Five under-the-radar prospects to watch
Faedo may not be the most interesting prospect among Tigers pitchers, but that may be as much a testament to where this system is than it is a mark against Faedo. After proving surprisingly hittable in his professional debut last season, Faedo has baffled hitters in Double-A in 2019, with 82 strikeouts and only 11 walks in 65.2 innings. He hasn't been perfect, of course, as the 3.70 ERA — largely the result of 11 homers — attests. However, even that issue has been mostly concentrated to two starts where he allowed seven homers combined. With Matt Manning and Casey Mize also dominating in Double-A, the Tigers could have a really interesting rotation really soon. Like, as soon as this summer. Don't ignore Faedo as the hype builds around the other two.
I'm not sure why the Indians are so content to get league-worst production from the outfield this season, but given how long it took them to call up Oscar Mercado, it seems like an organizational philosophy more than an accident. Mercado has worked out well for them so far, but they're still running Leonys Martin and Jake Bauers' sub-.650 OPS out there every day, so there's clearly still room to improve. Johnson appears to have figured out how to tap into his considerable tools, sporting a .269/.348/.537 line this season, and he represents exactly the kind of profile the Indians should welcome as they try to salvage their season. Nothing else has worked, so why not see if this breakout is real?
Menez wasn't on many prospect radars before the season, not even cracking MLB.com's top-30 list for the franchise. However, the 24-year-old lefty has worked his way up to Triple-A thanks to a strong start to the season. Sporting an 11.3 K/9 between 2018 and 2019, the biggest improvement he's made has been an improvement in command. With this kind of strikeout ability and a future home in Oracle Park, Menez has the profile of someone who could be a surprise Fantasy contributor as soon as this summer — after all, a Madison Bumgarner trade seems inevitable.

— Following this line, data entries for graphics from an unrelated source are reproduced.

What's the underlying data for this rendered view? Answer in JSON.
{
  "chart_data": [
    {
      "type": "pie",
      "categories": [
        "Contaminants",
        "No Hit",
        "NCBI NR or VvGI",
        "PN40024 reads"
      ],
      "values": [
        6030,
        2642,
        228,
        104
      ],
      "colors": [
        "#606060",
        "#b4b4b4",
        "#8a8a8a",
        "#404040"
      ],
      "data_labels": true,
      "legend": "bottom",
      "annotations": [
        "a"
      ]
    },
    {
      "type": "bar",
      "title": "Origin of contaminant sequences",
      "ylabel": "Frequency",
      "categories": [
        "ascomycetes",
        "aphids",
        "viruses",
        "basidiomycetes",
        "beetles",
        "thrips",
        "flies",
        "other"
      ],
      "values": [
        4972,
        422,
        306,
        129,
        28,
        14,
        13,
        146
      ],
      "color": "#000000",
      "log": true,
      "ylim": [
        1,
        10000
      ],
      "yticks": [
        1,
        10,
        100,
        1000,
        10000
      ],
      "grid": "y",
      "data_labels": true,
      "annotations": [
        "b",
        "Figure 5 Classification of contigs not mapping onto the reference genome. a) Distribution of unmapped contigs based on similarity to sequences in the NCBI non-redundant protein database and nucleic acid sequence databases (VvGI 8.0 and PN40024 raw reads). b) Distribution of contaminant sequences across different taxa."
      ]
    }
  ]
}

Braymer's conversion to starting pitcher seems to have gone better than expected, as he has posted a 2.55 ERA in 12 starts at Double-A, averaging better than six innings per start. Even with the move to the rotation underway, most scouts prior to this season have tabbed Braymer for a future bullpen role, largely due to a limited arsenal, consistently most of a low-90s fastball and a plus curveball. It's only 12 starts, so it's too early to say that has changed, but he has made it through six innings in eight of those starts, a good sign that he's doing enough to turn lineups over multiple times. It will be interesting to see how updated scouting reports on Braymer sound because if he has developed his changeup into an averaging offering, this could be real.
5. Eli Morgan, SP, Indians
Here's what FanGraphs had to say about Morgan before the season:
"He's on this list because he has one of the better changeups in the minors and throws a lot of strikes, but he'll need to exhibit a velocity bounce-back this year to remain here, or else show that he has traits that make his fastball playable despite the lackluster velo."
With a 1.83 ERA through 69 innings, it's safe to say he's found something that works. It sounds like a Trevor Richards-esque profile with that elite changeup and middling offerings otherwise, and Richards has established himself as a useful Fantasy option, albeit an erratic one. What Morgan has that Richards doesn't is control, with a 6.5% walk rate in 2019 and a 6.1% career rate. There are starting to be some rumbles about the Indians selling, and if Morgan keeps this pace up as he continues to move through Double-A, maybe we'll see him sometime in the summer.